I held his hand. He knew about the great mysteries of the Goddess, but he knew about as much about love as much as I; even though he had traveled so far.
And he would have to pay a price: the initiative. Because the woman pays the highest price: the surrender.
We held hands for a long time. I could see in his eyes the ancient fears that true love creates and proves. I read the memory of rejection from the previous night, the long time spent apart, the years in the monastery in search of a world where these things did not happen.
I could see in his eyes the thousands of times I could have imagined this moment, the scenarios built around us, the color of our hair and the color of my clothes. I wanted to say “yes”, he would be welcome, that my heart had won the battle. I wanted to say how much I loved him, how much I desired the moment as well.
But I kept silent. I watched, as if in a dream, his inner struggle. I saw that he had before him my “no”, the fear of losing me, the harsh words he had heard in similar moments – because we all go through it, and accumulate scars.
His eyes began to shine. He knew I was winning all those barriers.
So I released one hand, grabbed a cup and put it at the edge of the table.
“It’s going to fall,” he said.
“Exactly. I want you to fall,” I said.
“By breaking a glass?” he asked.
“Yes, by breaking a glass. A seemingly simple gesture, but it involves fears that we will never come to understand,” I responded. “What’s wrong with breaking a cheap glass, when we have all done this without meaning to at some point in our lives?”
“Breaking a glass?” he repeated, “Why?”
“I can give some explanations,” I answered, “but to be truthful it’s only for the sake of breaking it.”
“For your sake?”
“Of course not.”
He looked at the glass on the edge of the table , I could tell he was worried about it falling.
I wanted to say that it’s a rite of passage, as he’s often said. That it’s forbidden. That glasses do not break it on purpose. That when we walk into restaurants or into our homes, we are always careful to move the glasses that are on the edge of the table. Our world requires us to make sure that the glasses do not fall on the floor.
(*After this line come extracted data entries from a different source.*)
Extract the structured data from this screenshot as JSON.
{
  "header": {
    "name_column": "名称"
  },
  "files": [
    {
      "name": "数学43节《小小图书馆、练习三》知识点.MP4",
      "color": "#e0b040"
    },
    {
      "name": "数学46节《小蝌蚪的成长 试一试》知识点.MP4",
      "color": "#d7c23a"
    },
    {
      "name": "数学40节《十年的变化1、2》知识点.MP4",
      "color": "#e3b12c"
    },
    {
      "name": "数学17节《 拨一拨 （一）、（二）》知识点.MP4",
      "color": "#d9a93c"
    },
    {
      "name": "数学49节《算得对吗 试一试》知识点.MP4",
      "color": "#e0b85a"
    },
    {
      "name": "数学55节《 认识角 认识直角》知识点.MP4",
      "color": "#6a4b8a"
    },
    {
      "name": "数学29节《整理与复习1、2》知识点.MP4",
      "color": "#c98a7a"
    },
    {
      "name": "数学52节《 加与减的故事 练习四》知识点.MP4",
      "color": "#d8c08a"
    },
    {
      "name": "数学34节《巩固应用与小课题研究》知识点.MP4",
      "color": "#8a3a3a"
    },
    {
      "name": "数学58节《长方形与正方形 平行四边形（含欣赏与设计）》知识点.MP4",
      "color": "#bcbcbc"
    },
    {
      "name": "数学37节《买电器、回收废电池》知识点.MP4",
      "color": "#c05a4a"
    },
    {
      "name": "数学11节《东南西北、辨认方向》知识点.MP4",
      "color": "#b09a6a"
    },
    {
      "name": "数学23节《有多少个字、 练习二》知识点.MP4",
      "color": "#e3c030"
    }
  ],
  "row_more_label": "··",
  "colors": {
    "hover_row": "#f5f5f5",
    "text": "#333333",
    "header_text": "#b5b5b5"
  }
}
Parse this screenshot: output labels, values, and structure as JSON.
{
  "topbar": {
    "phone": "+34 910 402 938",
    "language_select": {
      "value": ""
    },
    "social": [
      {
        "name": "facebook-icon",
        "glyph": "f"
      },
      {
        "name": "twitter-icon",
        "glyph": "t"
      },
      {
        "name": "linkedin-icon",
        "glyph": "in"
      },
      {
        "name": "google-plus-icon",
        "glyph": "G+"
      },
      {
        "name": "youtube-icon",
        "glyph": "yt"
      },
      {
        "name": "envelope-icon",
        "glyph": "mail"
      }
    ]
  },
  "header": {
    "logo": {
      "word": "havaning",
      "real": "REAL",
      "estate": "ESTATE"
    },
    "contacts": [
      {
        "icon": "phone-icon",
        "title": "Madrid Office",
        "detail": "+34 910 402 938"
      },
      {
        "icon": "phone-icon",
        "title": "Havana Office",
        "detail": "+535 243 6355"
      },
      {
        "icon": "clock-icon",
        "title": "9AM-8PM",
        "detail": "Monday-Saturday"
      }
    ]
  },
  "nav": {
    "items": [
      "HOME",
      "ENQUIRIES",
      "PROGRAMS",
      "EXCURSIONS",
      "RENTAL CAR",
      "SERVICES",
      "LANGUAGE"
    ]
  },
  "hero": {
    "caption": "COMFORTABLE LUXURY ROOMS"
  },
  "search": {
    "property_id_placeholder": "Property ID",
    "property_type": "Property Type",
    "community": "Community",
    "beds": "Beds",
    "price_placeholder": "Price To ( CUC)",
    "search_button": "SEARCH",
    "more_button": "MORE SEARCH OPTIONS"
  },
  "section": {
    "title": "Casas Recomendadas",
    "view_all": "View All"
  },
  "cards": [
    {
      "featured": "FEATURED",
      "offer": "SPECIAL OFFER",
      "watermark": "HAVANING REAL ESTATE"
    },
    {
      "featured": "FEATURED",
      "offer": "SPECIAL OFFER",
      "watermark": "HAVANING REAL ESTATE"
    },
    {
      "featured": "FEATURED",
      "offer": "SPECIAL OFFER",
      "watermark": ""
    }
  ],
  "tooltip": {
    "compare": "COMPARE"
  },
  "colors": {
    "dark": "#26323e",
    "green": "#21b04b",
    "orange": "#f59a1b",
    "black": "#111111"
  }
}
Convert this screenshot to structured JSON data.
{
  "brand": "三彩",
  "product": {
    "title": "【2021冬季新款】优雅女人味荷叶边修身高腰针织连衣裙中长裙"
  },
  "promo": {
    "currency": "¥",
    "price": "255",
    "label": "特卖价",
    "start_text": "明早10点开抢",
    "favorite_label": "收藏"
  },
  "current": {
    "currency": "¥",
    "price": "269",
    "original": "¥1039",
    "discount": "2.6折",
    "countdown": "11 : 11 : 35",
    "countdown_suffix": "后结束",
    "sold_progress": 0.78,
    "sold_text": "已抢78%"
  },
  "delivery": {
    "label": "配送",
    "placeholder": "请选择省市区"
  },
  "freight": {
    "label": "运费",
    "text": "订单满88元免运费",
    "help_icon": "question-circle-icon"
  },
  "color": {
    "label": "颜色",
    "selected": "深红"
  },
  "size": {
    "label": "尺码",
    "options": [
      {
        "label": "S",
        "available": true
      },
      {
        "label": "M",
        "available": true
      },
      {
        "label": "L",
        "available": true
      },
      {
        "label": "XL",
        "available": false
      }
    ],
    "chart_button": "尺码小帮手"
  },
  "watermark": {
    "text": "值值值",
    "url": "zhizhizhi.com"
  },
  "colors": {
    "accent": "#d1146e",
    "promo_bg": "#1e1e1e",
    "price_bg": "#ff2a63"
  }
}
However, I kept thinking, when broken by accident, we see that it was not so serious. The waiter says “don’t worry about it”, and I’ve never seen a broken glass be billed on a restaurant tab. Breaking glasses is a part of life and do not cause any harm to us, the restaurant, or the next person to sit at that table.
I took a bump on the table. The glass shook, but did not fall.
“Be careful!” he said instinctively.
“Break the glass,” I insisted.
Break the glass, I thought to myself, because it is a symbolic gesture. Try to understand that within myself, things were breaking of much more importance than a glass, and I’m happy for that. Look to your own inner struggles and break this glass.
Our parents taught us to be careful with glasses and with our bodies. They taught us that the passions of childhood are impossible; we should not remove men from the priesthood, that people do not perform miracles and that no one goes on a journey without knowing where he wants to go.
Break this cup, please, I thought to myself, and release of all these damn misconceptions, the habit you have of only doing that which everyone agrees with.
“Break this glass,” I say again.
He fixed his eyes on mine. Then, slowly, he slid his hand over the table, to touch the glass. In a quick movement, he pushed it to the ground.
The sound of broken glass caught everyone’s attention. Instead of covering up the broken glass or apologizing, he looked at me and smiled. I smiled back.
“Don’t worry about it!” yelled the waiter from across the restaurant.
But he did not listen. He had already risen from his seat, grabbed me by the hair and kissed me.
I pulled on his hair, hugged him with all my strength, bit his lips, felt his tongue moving inside my mouth. It was a kiss that had a lot attached to it, that had been born along the rivers of our childhood, when we did not understand the meaning of love. It was a kiss that was suspended in the air while we were growing up. It had traveled around the world through the memory of a medal, which was hidden behind stacks of books used to study for a public job. A kiss that had been lost many times before and had now had been found. At that moment, the kiss ended years of searching, disappointments and impossible dreams.
I kissed him hard. The few people who were at the bar must have looked and thought they were seeing just a kiss. They did not know at that moment, that kiss was the summary of my life, of his life, the life of any person who hopes, dreams and seeks his way under the sun.
In that minute, in that kiss, were all of the happy moments I have ever lived.